Bhakti Movement in the South


Bhakti Movement in the South The transformation of a tribal society into a wellstructured social order and the emergence of a powerful monarchical system of governance necessitated patronizing one religion or the other to legitimize authority. Buddhism and Jainism were predominantly patronized by the merchant class and they were also supported by the States. The Bhakti movement originated among the landholding castes, and it was critical of Buddhists and Jains. This also led to a fight for royal patronage.

Conflict with Buddhism & Jainism Sources:

The bhakti literature, mostly puranas and hagiographical texts, provide information about the religious conflicts in Tamilnadu. Thevaram consists of the hymns by the three Nayanmars: Appar (Thirunavukkarasar), Sambandar (Thirugnanasambandar) and Sundarar. Together these constitute the seven of the twelve Saiva Thirumurais. The Eighth Thirumurai consists of the hymns of Manickavasakar. Many of these hymns articulate their criticism of Jainism and Buddhism. Periyapuranam by Sekkizhar which narrates the stories of the sixtythree Nayanmars is an important source for the study of the Bhakti movement. The hymns of the Vaishnava saints, Azhwars, are compiled as Nalayira Divya Prabandham. The importance of the bhakti poems lie in the fact that they are still read, sung and revered by people, and they also form an important part of Tamil literary tradition. Epigraphical sources and iconography also provide much information.

Early Conflicts

The earliest instances of conflict between Saivism and Vaishnavism on the one hand and the Sramanic sects of Buddhism and Jainism on the other hand occurred during the Pallava period. Mahendravarma Pallava I, a Jain by faith, persecuted those belonging to other religions. Appar, a Jaina in his early life, called Darmasena, later turned to Saivism under the influence of his sister. Mahendravarma at the instance of his Jaina advisers tried to reconvert Appar first by persuasion and then by persecution. But eventually it ended in the king himself conversion to Saivism. According to tradition, Sambandar defeated the Jains in a theological debate and consequently his opponents were impaled. Maravarman Arikesari (640670), also known as Koon Pandyan, who converted from Saivism to Jainism, was later re-converted under the influence of Sambandar. According to a Saivite legend, after his re-conversion, he ordered a massacre of Jains in Samantham, a village in Madurai district.

The philosophical treatises such as the Saiva Siddhanta texts contain elaborate disputations of Buddhist and Jain philosophies. Some of the Saiva Siddhanta texts, such as Sivagnana Sithiyar, contain a separate section called ‘parapakkam’ which essentially refute Buddhist and Jain theological arguments. Bhakti literature and hagiography narrate instances of conflict and the defeat of heterodoxy. Inscriptions indicate that such conflict was accompanied by violence with the impaling of many monks.
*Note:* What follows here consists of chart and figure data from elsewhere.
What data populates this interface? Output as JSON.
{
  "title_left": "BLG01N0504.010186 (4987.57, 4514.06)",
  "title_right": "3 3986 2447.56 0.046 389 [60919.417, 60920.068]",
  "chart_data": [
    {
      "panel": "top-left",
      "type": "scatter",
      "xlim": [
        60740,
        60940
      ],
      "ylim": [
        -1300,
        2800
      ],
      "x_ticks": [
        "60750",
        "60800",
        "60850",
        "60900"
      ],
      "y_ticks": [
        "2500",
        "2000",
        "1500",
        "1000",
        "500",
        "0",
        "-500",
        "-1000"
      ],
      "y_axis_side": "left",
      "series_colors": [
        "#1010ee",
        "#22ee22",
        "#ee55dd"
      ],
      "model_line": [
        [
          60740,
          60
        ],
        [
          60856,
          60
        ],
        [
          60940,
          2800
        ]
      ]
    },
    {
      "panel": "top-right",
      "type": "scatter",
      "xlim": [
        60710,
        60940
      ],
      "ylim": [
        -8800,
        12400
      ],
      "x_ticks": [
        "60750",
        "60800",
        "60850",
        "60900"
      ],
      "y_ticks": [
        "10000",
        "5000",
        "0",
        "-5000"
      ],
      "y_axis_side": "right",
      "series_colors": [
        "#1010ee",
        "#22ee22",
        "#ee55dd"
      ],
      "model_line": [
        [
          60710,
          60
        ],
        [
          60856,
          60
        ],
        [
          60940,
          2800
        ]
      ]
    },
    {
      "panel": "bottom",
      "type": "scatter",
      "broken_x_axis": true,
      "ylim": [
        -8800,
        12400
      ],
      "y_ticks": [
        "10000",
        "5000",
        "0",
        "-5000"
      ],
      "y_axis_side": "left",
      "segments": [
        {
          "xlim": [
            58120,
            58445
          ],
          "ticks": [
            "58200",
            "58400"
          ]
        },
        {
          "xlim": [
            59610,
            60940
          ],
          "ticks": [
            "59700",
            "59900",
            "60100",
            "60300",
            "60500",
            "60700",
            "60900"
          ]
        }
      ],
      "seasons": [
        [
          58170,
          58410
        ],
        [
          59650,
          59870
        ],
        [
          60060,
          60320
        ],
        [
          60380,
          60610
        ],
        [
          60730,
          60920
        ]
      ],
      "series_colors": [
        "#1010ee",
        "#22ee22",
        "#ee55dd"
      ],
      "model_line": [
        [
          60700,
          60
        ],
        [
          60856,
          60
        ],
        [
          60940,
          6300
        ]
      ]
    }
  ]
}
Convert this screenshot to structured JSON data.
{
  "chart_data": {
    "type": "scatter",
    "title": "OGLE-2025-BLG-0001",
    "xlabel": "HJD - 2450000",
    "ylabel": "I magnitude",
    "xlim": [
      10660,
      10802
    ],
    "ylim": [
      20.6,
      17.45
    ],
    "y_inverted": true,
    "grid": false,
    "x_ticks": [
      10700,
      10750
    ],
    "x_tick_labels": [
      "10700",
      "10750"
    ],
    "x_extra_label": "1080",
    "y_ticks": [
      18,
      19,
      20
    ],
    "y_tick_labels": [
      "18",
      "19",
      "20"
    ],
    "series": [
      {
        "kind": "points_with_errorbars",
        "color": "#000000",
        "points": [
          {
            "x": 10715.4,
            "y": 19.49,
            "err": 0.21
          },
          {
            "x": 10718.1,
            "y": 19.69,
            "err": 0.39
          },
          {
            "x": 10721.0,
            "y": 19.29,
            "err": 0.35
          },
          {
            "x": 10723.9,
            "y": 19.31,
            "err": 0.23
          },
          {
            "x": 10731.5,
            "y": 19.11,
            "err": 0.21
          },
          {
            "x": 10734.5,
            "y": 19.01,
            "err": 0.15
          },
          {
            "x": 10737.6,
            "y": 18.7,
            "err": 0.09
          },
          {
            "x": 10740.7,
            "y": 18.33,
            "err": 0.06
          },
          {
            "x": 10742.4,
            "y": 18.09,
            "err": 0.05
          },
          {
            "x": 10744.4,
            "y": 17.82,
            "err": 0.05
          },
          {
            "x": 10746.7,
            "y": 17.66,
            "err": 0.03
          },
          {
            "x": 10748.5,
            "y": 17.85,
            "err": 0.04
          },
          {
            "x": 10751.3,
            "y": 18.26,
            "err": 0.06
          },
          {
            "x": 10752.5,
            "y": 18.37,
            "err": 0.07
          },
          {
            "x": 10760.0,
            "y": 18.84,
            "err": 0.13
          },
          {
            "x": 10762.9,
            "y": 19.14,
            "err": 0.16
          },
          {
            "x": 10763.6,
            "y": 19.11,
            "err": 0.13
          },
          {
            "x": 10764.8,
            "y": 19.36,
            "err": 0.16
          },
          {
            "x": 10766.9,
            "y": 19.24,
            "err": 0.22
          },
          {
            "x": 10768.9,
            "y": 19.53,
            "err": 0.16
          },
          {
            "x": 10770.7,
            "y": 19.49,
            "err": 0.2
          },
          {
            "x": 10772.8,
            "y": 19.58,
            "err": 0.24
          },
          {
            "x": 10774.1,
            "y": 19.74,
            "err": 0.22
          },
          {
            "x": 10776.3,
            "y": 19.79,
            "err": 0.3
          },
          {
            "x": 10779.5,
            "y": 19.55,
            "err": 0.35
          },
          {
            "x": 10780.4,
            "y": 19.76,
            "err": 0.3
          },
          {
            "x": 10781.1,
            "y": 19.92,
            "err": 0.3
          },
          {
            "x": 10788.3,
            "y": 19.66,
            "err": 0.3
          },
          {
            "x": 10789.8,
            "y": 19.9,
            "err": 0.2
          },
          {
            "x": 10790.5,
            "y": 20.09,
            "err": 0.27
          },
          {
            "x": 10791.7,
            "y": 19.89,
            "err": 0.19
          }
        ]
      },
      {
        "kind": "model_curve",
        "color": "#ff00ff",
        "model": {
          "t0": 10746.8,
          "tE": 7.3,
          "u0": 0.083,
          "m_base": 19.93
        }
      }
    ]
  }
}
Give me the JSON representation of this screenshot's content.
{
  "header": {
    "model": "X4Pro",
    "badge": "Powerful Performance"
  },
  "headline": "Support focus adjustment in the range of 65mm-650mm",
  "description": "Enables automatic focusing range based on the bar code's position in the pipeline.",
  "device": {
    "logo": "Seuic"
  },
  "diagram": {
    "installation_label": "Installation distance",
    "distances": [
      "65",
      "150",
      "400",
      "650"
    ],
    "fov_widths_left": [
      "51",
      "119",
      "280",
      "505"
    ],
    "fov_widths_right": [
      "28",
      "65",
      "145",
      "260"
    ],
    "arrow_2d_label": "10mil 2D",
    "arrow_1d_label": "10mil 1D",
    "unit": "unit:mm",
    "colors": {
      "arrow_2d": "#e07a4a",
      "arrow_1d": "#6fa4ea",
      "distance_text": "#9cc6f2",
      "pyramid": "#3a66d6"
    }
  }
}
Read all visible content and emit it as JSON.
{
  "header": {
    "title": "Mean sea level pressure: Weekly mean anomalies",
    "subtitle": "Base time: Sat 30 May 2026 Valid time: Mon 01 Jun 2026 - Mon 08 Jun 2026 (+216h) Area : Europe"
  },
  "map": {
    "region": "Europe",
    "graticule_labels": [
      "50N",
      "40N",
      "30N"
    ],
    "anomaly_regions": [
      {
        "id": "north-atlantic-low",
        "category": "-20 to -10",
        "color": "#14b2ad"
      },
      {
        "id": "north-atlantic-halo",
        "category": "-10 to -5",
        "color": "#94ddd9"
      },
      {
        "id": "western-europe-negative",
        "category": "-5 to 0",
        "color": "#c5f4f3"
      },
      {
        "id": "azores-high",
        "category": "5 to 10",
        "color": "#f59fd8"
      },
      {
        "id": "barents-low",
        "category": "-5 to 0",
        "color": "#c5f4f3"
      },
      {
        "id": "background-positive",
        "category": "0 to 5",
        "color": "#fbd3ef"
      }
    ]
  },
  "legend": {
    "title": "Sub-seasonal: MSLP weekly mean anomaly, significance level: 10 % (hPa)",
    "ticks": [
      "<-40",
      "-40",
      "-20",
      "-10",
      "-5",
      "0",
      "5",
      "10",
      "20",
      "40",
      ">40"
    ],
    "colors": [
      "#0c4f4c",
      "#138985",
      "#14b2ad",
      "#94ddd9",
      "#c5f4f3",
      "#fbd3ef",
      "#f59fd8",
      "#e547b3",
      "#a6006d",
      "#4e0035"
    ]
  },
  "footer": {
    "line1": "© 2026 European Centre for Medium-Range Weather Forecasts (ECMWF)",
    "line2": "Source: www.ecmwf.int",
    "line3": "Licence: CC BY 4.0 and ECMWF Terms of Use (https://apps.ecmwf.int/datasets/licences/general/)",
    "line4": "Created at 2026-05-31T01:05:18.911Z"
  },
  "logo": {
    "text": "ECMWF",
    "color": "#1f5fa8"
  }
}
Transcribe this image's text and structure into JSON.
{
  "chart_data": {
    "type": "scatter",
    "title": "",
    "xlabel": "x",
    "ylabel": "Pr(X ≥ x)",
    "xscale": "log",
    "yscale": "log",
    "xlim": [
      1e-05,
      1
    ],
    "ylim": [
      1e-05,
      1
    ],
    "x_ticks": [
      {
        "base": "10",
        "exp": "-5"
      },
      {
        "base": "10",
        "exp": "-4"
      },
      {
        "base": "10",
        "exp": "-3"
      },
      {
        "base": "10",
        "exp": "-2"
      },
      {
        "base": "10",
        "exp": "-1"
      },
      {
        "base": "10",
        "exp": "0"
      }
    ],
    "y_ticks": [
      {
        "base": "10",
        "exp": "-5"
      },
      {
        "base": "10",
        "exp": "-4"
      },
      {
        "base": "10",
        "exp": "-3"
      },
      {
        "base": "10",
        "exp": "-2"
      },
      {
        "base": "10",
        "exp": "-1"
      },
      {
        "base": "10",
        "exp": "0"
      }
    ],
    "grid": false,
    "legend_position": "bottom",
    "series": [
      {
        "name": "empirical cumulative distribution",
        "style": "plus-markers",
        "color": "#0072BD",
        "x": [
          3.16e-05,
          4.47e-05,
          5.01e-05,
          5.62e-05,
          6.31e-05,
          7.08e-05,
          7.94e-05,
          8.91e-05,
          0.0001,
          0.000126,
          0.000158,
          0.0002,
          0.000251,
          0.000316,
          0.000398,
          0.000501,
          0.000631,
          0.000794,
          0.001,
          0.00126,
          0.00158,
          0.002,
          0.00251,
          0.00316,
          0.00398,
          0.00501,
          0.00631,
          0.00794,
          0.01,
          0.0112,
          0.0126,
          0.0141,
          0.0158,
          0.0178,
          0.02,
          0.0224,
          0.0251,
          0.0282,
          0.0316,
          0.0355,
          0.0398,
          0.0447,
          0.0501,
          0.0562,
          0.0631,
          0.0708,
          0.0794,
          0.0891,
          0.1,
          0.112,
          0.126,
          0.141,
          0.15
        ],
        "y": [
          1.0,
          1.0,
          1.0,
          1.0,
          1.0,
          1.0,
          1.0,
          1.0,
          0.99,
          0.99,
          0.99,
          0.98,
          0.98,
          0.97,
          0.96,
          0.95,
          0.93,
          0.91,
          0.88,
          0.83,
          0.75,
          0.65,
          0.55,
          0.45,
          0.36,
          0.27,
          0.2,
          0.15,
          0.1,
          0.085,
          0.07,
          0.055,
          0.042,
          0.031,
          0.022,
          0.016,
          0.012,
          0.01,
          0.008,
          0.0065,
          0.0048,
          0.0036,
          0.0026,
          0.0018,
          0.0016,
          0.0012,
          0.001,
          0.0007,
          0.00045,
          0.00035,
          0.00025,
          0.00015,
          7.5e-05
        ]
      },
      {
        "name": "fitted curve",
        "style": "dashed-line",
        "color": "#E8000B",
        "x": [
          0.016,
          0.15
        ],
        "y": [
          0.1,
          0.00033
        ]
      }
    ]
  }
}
Despite the sophisticated philosophical disputation, it was the nature of the Bhakti movement and the royal patronage that it received that ultimately led to the downfall of Buddhism and Jainism. By the eleventh century, both these religions were effectively defeated. While Buddhism was wiped out in the Tamil country as in much of India Tamilspeaking Jain communities have survived in pockets in Tamilnadu to this day. Temples and shrines were destroyed or fell into disuse while many artefacts were lost due to neglect and vandalism. To this day one can see decapitated statues of Buddha and the Jain thirthankaras in many parts of Tamilnadu. Despite this, the orthodox and heterodox interacted with each other and they have left a mark. The idea of renunciation, which is central to Buddhism and Jainism, was adopted by Saivites and Vaishnavites. In response to the simplicity and life negation of the heterodox sects bhakti movement celebrated life with festivals and rituals. Similarly, the high value accorded to vegetarian food habits and the prohibition on killing of animals may be traced to this influence. The supremacy accorded to the Tamil language was a response to the fact that the heterodox religions used north India Prakrits. Most importantly, bhakti exponents posited that, unlike the fatalistic religions of Buddhism and Jainism, devotion to Vishnu and Siva could overcome fate. Thus Vedic Hinduism was transformed by the conflict with Buddhism and Jainism.